И вот дерзость писать об этом своем возникла внезапно в двух тысячах километров от дома, однажды в темную июльскую ночь на середине Белой, этой красивейшей реки в России. Капала вода с весел, за лесами розовело далекое зарево над городом, пахло острой речной сыростью, доносились тихие голоса рыбаков с соседних лодок, а где-то на берегу завывала, буксуя, машина, как будто переправлялись мы туда, к зареву, где гудели немецкие танки… И вдруг встали передо мной — высота, другое зарево, орудия, стреляные гильзы, — и возникло желание сказать о том, что долго жило во мне подсознательно.
В начале работы важно писателю, в частности мне, найти сквозную направленность книги.
Основная идея вещи, общее ее течение должны быть всегда ясны. Без этого нет смысла садиться за стол. Главное — постоянно чувствовать, во имя чего пишешь, что любишь и что ненавидишь, а следовательно, за что борешься.
В военных вещах мне особенно интересно то, как солдаты на передовой ежедневно преодолевают самих себя. По-моему, это и есть на войне подвиг. Человек, но испытывающий на войне естественное чувство самосохранения и вероятности смерти, — явление патологическое, В моменты смертельной опасности воображение людей становится чрезвычайно ярким, обостренным: в своем воображении человек может умереть несколько раз. Подчас это и рождает трусов. Человек, умеющий подавлять силу страха, способен на каждодневное мужество, — и в этом я вижу героическое начало.
Если б кто-нибудь из писателей-фронтовиков заявил нам, что с памятью о войне покончено, что он, этот писатель, не желает помнить и знать о трагических годах недавней истории, не хочет тревожить себя воспоминаниями, а хочет жить без прошлого и наслаждаться сиюминутным покоем, то никто не осудил бы его за усталость. Его осудили бы за предательство памяти всех павших на полях сражений.

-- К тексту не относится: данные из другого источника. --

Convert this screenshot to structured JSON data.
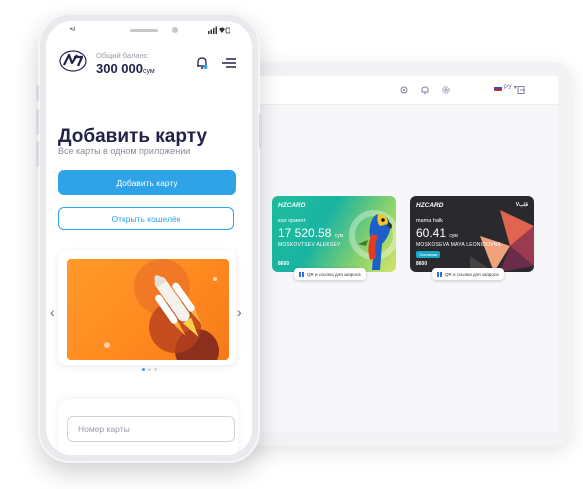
{
  "desktop": {
    "language": "РУ",
    "cards": [
      {
        "brand": "HZCARD",
        "name": "кон ориент",
        "amount": "17 520.58",
        "currency": "сум",
        "holder": "MOSKOVTSEV ALEKSEY",
        "number": "8600",
        "qr_label": "QR и ссылка для запроса"
      },
      {
        "brand": "HZCARD",
        "brand_right": "Vقلب",
        "name": "mama halk",
        "amount": "60.41",
        "currency": "сум",
        "holder": "MOSKOSEVA MAYA LEONIDOVNA",
        "badge": "Основная",
        "number": "8600",
        "qr_label": "QR и ссылка для запроса"
      }
    ]
  },
  "phone": {
    "status_left": "•ıl",
    "header": {
      "balance_label": "Общий баланс:",
      "balance_amount": "300 000",
      "balance_currency": "сум"
    },
    "title": "Добавить карту",
    "subtitle": "Все карты в одном приложении",
    "add_card_button": "Добавить карту",
    "open_wallet_button": "Открыть кошелёк",
    "carousel": {
      "prev": "‹",
      "next": "›",
      "slides": 3,
      "active": 1
    },
    "card_number_placeholder": "Номер карты"
  },
  "colors": {
    "primary": "#2ea3e8",
    "title": "#23234a",
    "promo_orange": "#ff8a1f"
  }
}
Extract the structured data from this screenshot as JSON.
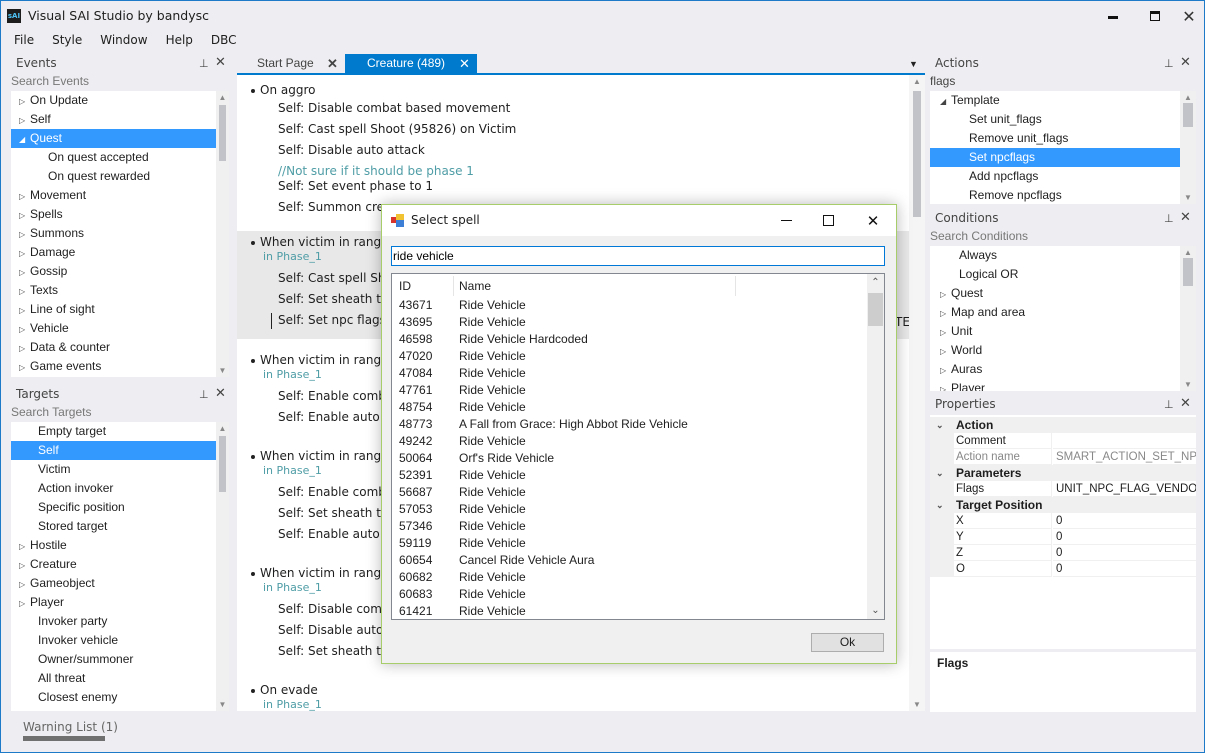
{
  "app": {
    "title": "Visual SAI Studio by bandysc",
    "icon_text": "sAI"
  },
  "menu": [
    "File",
    "Style",
    "Window",
    "Help",
    "DBC"
  ],
  "events_panel": {
    "title": "Events",
    "search_placeholder": "Search Events",
    "items": [
      {
        "label": "On Update",
        "expander": "collapsed",
        "level": 0
      },
      {
        "label": "Self",
        "expander": "collapsed",
        "level": 0
      },
      {
        "label": "Quest",
        "expander": "expanded",
        "level": 0,
        "selected": true
      },
      {
        "label": "On quest accepted",
        "expander": "none",
        "level": 1
      },
      {
        "label": "On quest rewarded",
        "expander": "none",
        "level": 1
      },
      {
        "label": "Movement",
        "expander": "collapsed",
        "level": 0
      },
      {
        "label": "Spells",
        "expander": "collapsed",
        "level": 0
      },
      {
        "label": "Summons",
        "expander": "collapsed",
        "level": 0
      },
      {
        "label": "Damage",
        "expander": "collapsed",
        "level": 0
      },
      {
        "label": "Gossip",
        "expander": "collapsed",
        "level": 0
      },
      {
        "label": "Texts",
        "expander": "collapsed",
        "level": 0
      },
      {
        "label": "Line of sight",
        "expander": "collapsed",
        "level": 0
      },
      {
        "label": "Vehicle",
        "expander": "collapsed",
        "level": 0
      },
      {
        "label": "Data & counter",
        "expander": "collapsed",
        "level": 0
      },
      {
        "label": "Game events",
        "expander": "collapsed",
        "level": 0
      }
    ]
  },
  "targets_panel": {
    "title": "Targets",
    "search_placeholder": "Search Targets",
    "items": [
      {
        "label": "Empty target",
        "expander": "none"
      },
      {
        "label": "Self",
        "expander": "none",
        "selected": true
      },
      {
        "label": "Victim",
        "expander": "none"
      },
      {
        "label": "Action invoker",
        "expander": "none"
      },
      {
        "label": "Specific position",
        "expander": "none"
      },
      {
        "label": "Stored target",
        "expander": "none"
      },
      {
        "label": "Hostile",
        "expander": "collapsed"
      },
      {
        "label": "Creature",
        "expander": "collapsed"
      },
      {
        "label": "Gameobject",
        "expander": "collapsed"
      },
      {
        "label": "Player",
        "expander": "collapsed"
      },
      {
        "label": "Invoker party",
        "expander": "none"
      },
      {
        "label": "Invoker vehicle",
        "expander": "none"
      },
      {
        "label": "Owner/summoner",
        "expander": "none"
      },
      {
        "label": "All threat",
        "expander": "none"
      },
      {
        "label": "Closest enemy",
        "expander": "none"
      }
    ]
  },
  "tabs": [
    {
      "label": "Start Page",
      "active": false
    },
    {
      "label": "Creature (489)",
      "active": true
    }
  ],
  "editor": {
    "events": [
      {
        "title": "On aggro",
        "phase": "",
        "highlight": false,
        "lines": [
          {
            "type": "action",
            "text": "Self: Disable combat based movement"
          },
          {
            "type": "action",
            "text": "Self: Cast spell Shoot (95826) on Victim"
          },
          {
            "type": "action",
            "text": "Self: Disable auto attack"
          },
          {
            "type": "comment",
            "text": "//Not sure if it should be phase 1"
          },
          {
            "type": "action",
            "text": "Self: Set event phase to 1"
          },
          {
            "type": "action",
            "text": "Self: Summon crea"
          }
        ]
      },
      {
        "title": "When victim in range",
        "phase": "in Phase_1",
        "highlight": true,
        "lines": [
          {
            "type": "action",
            "text": "Self: Cast spell Sho"
          },
          {
            "type": "action",
            "text": "Self: Set sheath to"
          },
          {
            "type": "action",
            "text": "Self: Set npc flags",
            "caret": true
          }
        ],
        "overflow_text": "TE"
      },
      {
        "title": "When victim in range",
        "phase": "in Phase_1",
        "highlight": false,
        "lines": [
          {
            "type": "action",
            "text": "Self: Enable comba"
          },
          {
            "type": "action",
            "text": "Self: Enable auto a"
          }
        ]
      },
      {
        "title": "When victim in range",
        "phase": "in Phase_1",
        "highlight": false,
        "lines": [
          {
            "type": "action",
            "text": "Self: Enable comba"
          },
          {
            "type": "action",
            "text": "Self: Set sheath to"
          },
          {
            "type": "action",
            "text": "Self: Enable auto a"
          }
        ]
      },
      {
        "title": "When victim in range",
        "phase": "in Phase_1",
        "highlight": false,
        "lines": [
          {
            "type": "action",
            "text": "Self: Disable comb"
          },
          {
            "type": "action",
            "text": "Self: Disable auto a"
          },
          {
            "type": "action",
            "text": "Self: Set sheath to"
          }
        ]
      },
      {
        "title": "On evade",
        "phase": "in Phase_1",
        "highlight": false,
        "lines": []
      }
    ]
  },
  "actions_panel": {
    "title": "Actions",
    "search_value": "flags",
    "items": [
      {
        "label": "Template",
        "expander": "expanded",
        "level": 0
      },
      {
        "label": "Set unit_flags",
        "expander": "none",
        "level": 1
      },
      {
        "label": "Remove unit_flags",
        "expander": "none",
        "level": 1
      },
      {
        "label": "Set npcflags",
        "expander": "none",
        "level": 1,
        "selected": true
      },
      {
        "label": "Add npcflags",
        "expander": "none",
        "level": 1
      },
      {
        "label": "Remove npcflags",
        "expander": "none",
        "level": 1
      }
    ]
  },
  "conditions_panel": {
    "title": "Conditions",
    "search_placeholder": "Search Conditions",
    "items": [
      {
        "label": "Always",
        "expander": "none"
      },
      {
        "label": "Logical OR",
        "expander": "none"
      },
      {
        "label": "Quest",
        "expander": "collapsed"
      },
      {
        "label": "Map and area",
        "expander": "collapsed"
      },
      {
        "label": "Unit",
        "expander": "collapsed"
      },
      {
        "label": "World",
        "expander": "collapsed"
      },
      {
        "label": "Auras",
        "expander": "collapsed"
      },
      {
        "label": "Player",
        "expander": "collapsed"
      }
    ]
  },
  "properties_panel": {
    "title": "Properties",
    "categories": [
      {
        "name": "Action",
        "rows": [
          {
            "name": "Comment",
            "value": "",
            "readonly": false
          },
          {
            "name": "Action name",
            "value": "SMART_ACTION_SET_NPC",
            "readonly": true
          }
        ]
      },
      {
        "name": "Parameters",
        "rows": [
          {
            "name": "Flags",
            "value": "UNIT_NPC_FLAG_VENDOR",
            "readonly": false
          }
        ]
      },
      {
        "name": "Target Position",
        "rows": [
          {
            "name": "X",
            "value": "0",
            "readonly": false
          },
          {
            "name": "Y",
            "value": "0",
            "readonly": false
          },
          {
            "name": "Z",
            "value": "0",
            "readonly": false
          },
          {
            "name": "O",
            "value": "0",
            "readonly": false
          }
        ]
      }
    ],
    "description_title": "Flags"
  },
  "warning_list": {
    "label": "Warning List (1)"
  },
  "dialog": {
    "title": "Select spell",
    "search_value": "ride vehicle",
    "columns": [
      "ID",
      "Name"
    ],
    "rows": [
      {
        "id": "43671",
        "name": "Ride Vehicle"
      },
      {
        "id": "43695",
        "name": "Ride Vehicle"
      },
      {
        "id": "46598",
        "name": "Ride Vehicle Hardcoded"
      },
      {
        "id": "47020",
        "name": "Ride Vehicle"
      },
      {
        "id": "47084",
        "name": "Ride Vehicle"
      },
      {
        "id": "47761",
        "name": "Ride Vehicle"
      },
      {
        "id": "48754",
        "name": "Ride Vehicle"
      },
      {
        "id": "48773",
        "name": "A Fall from Grace: High Abbot Ride Vehicle"
      },
      {
        "id": "49242",
        "name": "Ride Vehicle"
      },
      {
        "id": "50064",
        "name": "Orf's Ride Vehicle"
      },
      {
        "id": "52391",
        "name": "Ride Vehicle"
      },
      {
        "id": "56687",
        "name": "Ride Vehicle"
      },
      {
        "id": "57053",
        "name": "Ride Vehicle"
      },
      {
        "id": "57346",
        "name": "Ride Vehicle"
      },
      {
        "id": "59119",
        "name": "Ride Vehicle"
      },
      {
        "id": "60654",
        "name": "Cancel Ride Vehicle Aura"
      },
      {
        "id": "60682",
        "name": "Ride Vehicle"
      },
      {
        "id": "60683",
        "name": "Ride Vehicle"
      },
      {
        "id": "61421",
        "name": "Ride Vehicle"
      }
    ],
    "ok_label": "Ok"
  },
  "colors": {
    "accent": "#007acc",
    "selection": "#3399ff",
    "phase_text": "#4f9da6"
  }
}
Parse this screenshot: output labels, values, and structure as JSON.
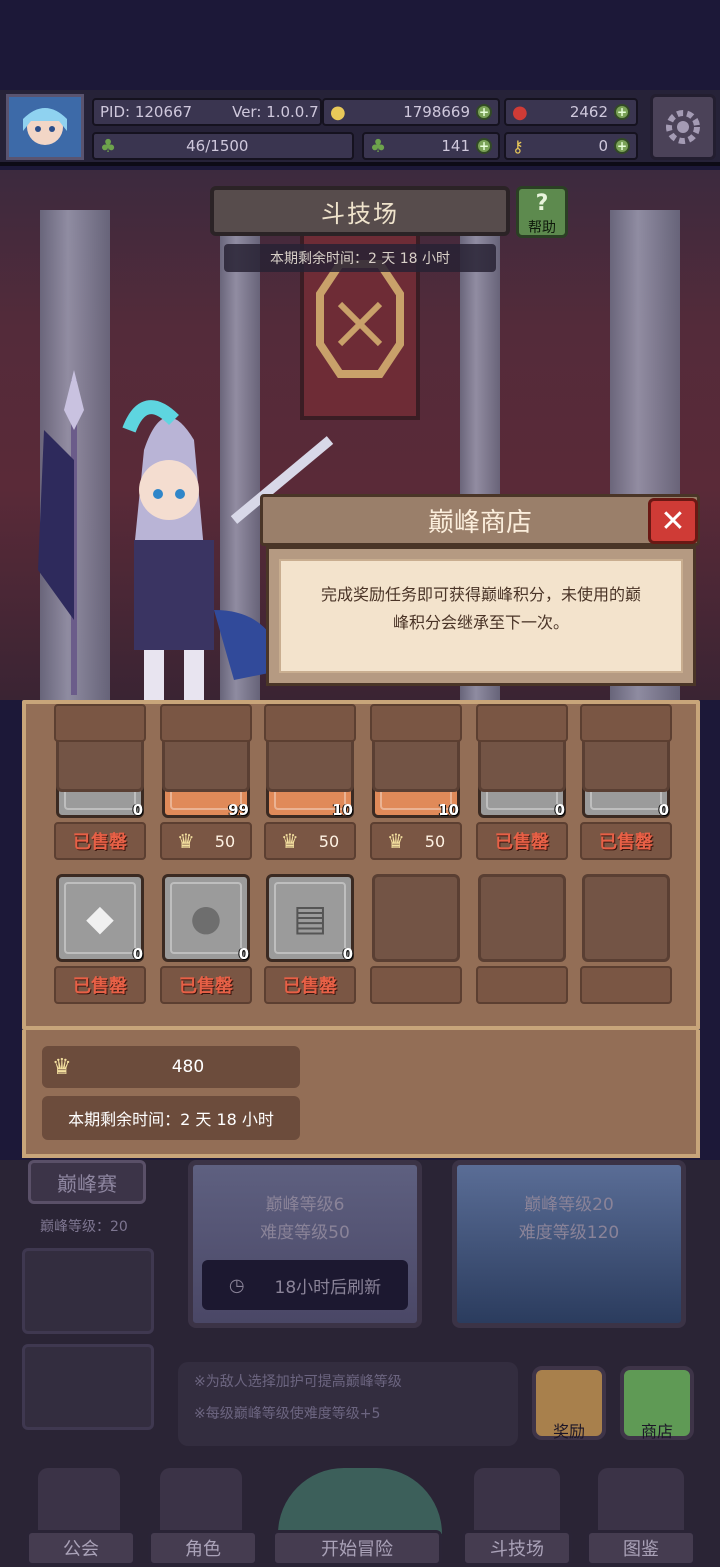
{
  "status": {
    "pid": "PID: 120667",
    "version": "Ver: 1.0.0.7",
    "gold": "1798669",
    "gems": "2462",
    "exp": "46/1500",
    "clover": "141",
    "keys": "0"
  },
  "arena": {
    "title": "斗技场",
    "help_label": "帮助",
    "remaining": "本期剩余时间：2 天 18 小时"
  },
  "shop": {
    "title": "巅峰商店",
    "close_glyph": "✕",
    "description": "完成奖励任务即可获得巅峰积分，未使用的巅峰积分会继承至下一次。",
    "items": [
      {
        "icon": "silver-box-icon",
        "glyph": "▣",
        "qty": "0",
        "price": "已售罄",
        "sold": true,
        "bg": "gray"
      },
      {
        "icon": "treasure-chest-icon",
        "glyph": "🧰",
        "qty": "99",
        "price": "50",
        "sold": false,
        "bg": "orange"
      },
      {
        "icon": "four-leaf-clover-icon",
        "glyph": "☘",
        "qty": "10",
        "price": "50",
        "sold": false,
        "bg": "orange"
      },
      {
        "icon": "love-letter-icon",
        "glyph": "✉",
        "qty": "10",
        "price": "50",
        "sold": false,
        "bg": "orange"
      },
      {
        "icon": "black-envelope-icon",
        "glyph": "✉",
        "qty": "0",
        "price": "已售罄",
        "sold": true,
        "bg": "gray"
      },
      {
        "icon": "white-gem-icon",
        "glyph": "◆",
        "qty": "0",
        "price": "已售罄",
        "sold": true,
        "bg": "gray"
      },
      {
        "icon": "white-gem-icon",
        "glyph": "◆",
        "qty": "0",
        "price": "已售罄",
        "sold": true,
        "bg": "gray"
      },
      {
        "icon": "stone-ore-icon",
        "glyph": "●",
        "qty": "0",
        "price": "已售罄",
        "sold": true,
        "bg": "gray"
      },
      {
        "icon": "book-icon",
        "glyph": "▤",
        "qty": "0",
        "price": "已售罄",
        "sold": true,
        "bg": "gray"
      }
    ],
    "points": "480",
    "remaining": "本期剩余时间：2 天 18 小时"
  },
  "peak": {
    "button": "巅峰赛",
    "level": "巅峰等级：20",
    "card1_line1": "巅峰等级6",
    "card1_line2": "难度等级50",
    "card2_line1": "巅峰等级20",
    "card2_line2": "难度等级120",
    "refresh": "18小时后刷新",
    "note1": "※为敌人选择加护可提高巅峰等级",
    "note2": "※每级巅峰等级使难度等级+5",
    "reward_label": "奖励",
    "store_label": "商店"
  },
  "nav": {
    "guild": "公会",
    "character": "角色",
    "adventure": "开始冒险",
    "arena": "斗技场",
    "codex": "图鉴"
  },
  "colors": {
    "panel": "#936e56",
    "sold": "#e76046",
    "close": "#cf3b36"
  }
}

Почему мы снова пишем о второй мировой войне? Не потому, наверное, что слабость рода людского — боязнь’ смерти, и не потому, что инстинкт самосохранения господствует над разумом. Нет, мы помним о войне потому, что человек — величайшая ценность данного мира, а его мужество и свобода его — это освобождение от страха и зла, которые разъединяют людей.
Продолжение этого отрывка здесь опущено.